Les pétroliers vénézuéliens désespérés à Maracaibo

0 66

Le pont, construit dans les années 1960 et situé derrière la richesse pétrolière du Venezuela, enjambe l'entrée du gigantesque lac Maracaibo. C'est une sorte de projet d'infrastructure impressionnant, que les pays riches en ressources aiment montrer. Cependant, lorsque le pont tombe de l'autre côté, cela conduit à la réalité du déclin économique du Venezuela.

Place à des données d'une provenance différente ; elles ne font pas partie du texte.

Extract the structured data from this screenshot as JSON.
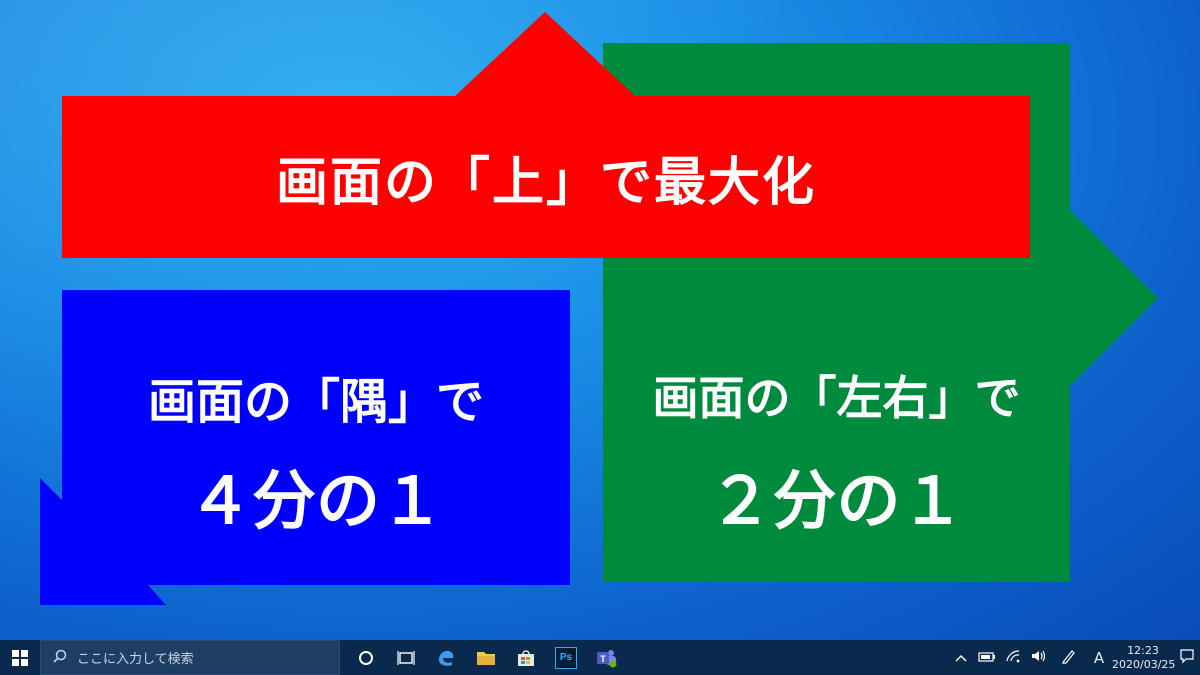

Après le pont, des voitures se trouvent des deux côtés de la route à côté de Cabimas, une ville pétrolière d'environ 300 000 habitants.

Cabimas a de la mystique au Venezuela. L’assaut sur le pétrole brut épais et boueux du Venezuela a commencé en 1922 avec l’ouverture du puits de pétrole Los Barroso. Sur des photos historiques, des hommes attachés devant la fontaine, derrière eux, une explosion de noir doré jaillit du sol.

Aujourd'hui, l'herbe envahie a envahi les terrains de jeux des travailleurs du pétrole. Les foules attendent devant la banque leur limite quotidienne de liquidités – généralement environ 6 000 bolivares par jour, ce qui représente moins de 2 $.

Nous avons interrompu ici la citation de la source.